Liputan6.com, Jakarta Alvaro Bautista terbilang kecil untuk ukuran orang Eropa. Tingginya hanya 169 cm dan berat 60 kg. Saat menghadiri jumpa pers bersama dua petinggi Ducati, Stefano Cecconi dan Luigi Dall’Igna, Minggu 13/11/2022) lalu, rider berusia 37 tahun tersebut terlihat seperti tengah diapit oleh 'dua raksasa'.
Maklum, Gigi dan Stefano tinggi menjulang. Perbedaan semakin jelas terlihat, saat ketiganya berdiri berdampingan.
Advertisement
Di dunia balap motor, 'size really matter '(ukuran berpengaruh). Postur yang mungil dianggap menguntungkan saat berada di atas kuda besi.
Pembalap BMW Motorrad WorldSBK Team, Scott Reading, pernah protes soal ini. Dia menganggap pihak penyelenggara sebaiknya membuat aturan ketat soal postur pembalap.Redding yang memiliki tinggi hampir 180 cm dan berat hampir 93 kg merasa dirugikan karena harus bersaing dengan rider seperti Bautista yang berbobot 66 kg.
Menurut Redding, di jalan lurus, bobot pembalap sangat berpengaruh. Rider-rider mungil bisa melesat 0,2 - 0,4 detik lebih cepat. Meski tipis, perbedaan ini bisa sangat berpengaruh bila 10 pembalap terpaut hanya 1 detik. Dalam situasi ini, rider-rider mungil bakal benar-benar diuntungkan.
Redding juga mengaku bukan satu-satunya pembalap yang resah soal ini. Namun menurutnya, banyak yang tidak berani bersuara karena khawatir diprotes fans dan netizen.
Bautista panas mendengar ini.

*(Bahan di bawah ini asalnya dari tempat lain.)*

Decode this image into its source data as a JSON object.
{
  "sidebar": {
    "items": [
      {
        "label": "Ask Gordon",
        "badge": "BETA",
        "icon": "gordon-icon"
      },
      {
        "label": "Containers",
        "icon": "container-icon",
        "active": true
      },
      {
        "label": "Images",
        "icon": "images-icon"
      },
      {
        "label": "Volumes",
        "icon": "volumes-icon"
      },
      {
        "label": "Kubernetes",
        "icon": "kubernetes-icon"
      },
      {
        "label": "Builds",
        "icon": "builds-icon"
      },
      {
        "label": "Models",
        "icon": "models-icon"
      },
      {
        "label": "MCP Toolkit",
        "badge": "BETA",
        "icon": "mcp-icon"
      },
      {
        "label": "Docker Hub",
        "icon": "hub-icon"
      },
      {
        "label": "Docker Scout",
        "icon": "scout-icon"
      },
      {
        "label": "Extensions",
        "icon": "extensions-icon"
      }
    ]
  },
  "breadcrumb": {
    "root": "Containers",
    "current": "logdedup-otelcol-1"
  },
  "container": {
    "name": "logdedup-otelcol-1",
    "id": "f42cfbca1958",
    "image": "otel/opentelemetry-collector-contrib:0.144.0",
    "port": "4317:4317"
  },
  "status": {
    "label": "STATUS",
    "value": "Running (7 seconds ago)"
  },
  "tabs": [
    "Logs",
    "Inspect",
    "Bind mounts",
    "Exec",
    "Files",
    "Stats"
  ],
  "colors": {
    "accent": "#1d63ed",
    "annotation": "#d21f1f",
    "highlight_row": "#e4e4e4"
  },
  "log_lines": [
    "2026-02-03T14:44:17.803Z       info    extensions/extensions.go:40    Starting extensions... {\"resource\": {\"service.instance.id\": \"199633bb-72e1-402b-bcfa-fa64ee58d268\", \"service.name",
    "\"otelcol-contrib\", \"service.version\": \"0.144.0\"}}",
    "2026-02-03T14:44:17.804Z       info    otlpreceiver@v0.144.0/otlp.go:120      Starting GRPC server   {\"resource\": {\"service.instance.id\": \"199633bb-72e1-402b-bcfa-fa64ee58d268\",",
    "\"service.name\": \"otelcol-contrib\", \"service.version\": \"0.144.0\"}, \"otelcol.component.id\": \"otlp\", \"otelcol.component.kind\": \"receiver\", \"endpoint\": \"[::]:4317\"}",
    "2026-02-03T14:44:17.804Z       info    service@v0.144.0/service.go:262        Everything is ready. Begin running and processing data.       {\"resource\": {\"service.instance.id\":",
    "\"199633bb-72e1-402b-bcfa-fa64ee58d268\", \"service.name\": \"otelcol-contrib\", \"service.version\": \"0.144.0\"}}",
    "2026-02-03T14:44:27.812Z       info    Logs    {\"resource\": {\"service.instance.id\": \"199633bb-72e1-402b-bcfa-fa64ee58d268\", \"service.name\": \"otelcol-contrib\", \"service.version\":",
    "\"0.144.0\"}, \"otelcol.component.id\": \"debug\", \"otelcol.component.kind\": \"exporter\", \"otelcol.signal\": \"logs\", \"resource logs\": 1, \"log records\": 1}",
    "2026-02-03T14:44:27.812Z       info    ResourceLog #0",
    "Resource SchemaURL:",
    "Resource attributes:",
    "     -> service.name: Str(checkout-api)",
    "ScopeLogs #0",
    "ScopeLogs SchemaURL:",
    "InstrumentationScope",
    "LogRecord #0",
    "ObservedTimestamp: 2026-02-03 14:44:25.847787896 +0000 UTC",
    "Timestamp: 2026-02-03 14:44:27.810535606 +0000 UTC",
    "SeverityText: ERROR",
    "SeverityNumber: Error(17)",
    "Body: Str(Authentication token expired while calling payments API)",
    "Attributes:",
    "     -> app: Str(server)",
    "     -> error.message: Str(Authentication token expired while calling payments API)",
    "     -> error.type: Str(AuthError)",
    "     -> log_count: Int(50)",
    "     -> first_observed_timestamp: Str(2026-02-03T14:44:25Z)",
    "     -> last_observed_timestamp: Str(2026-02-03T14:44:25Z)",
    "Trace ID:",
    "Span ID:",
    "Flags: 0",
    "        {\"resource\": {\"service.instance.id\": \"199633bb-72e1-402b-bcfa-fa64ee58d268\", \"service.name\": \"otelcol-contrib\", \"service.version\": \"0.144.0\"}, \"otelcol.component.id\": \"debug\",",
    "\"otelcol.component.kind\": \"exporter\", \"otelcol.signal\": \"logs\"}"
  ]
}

Dia lantas menganalogikan tudingan Redding dengan kiprah Dani Pedrosa yang menurutnya jarang menang di MotoGP. Belakangan Bautista meralat ucapannya karena Pedrosa yang juga mungil sepertinya, telah memenangkan lebih dari 30 race di ajang MotoGP.
Redding tidak sepenuhnya keliru. Bobot pembalap tentu berpengaruh. Apalagi bila dipadu dengan motor bertenaga seperti Ducati Panigale V4R. Hanya saja postur mungil pembalap juga bukan satu-satunya jaminan untuk jadi juara. Kerja keras, pengalaman, dan motor yang mumpuni jauh lebih berpengaruh.
"Gelar juara dunia tidak datang dengan gratis. Alvaro tahu cara untuk mendapatkan paket terbaik, yakni kombinasi antara dia dan bobotnya. Tentu ada keuntungan, tapi Alvaro juga membuat keajaiban," kata juara WSBK 6 kali Jonathan Rea.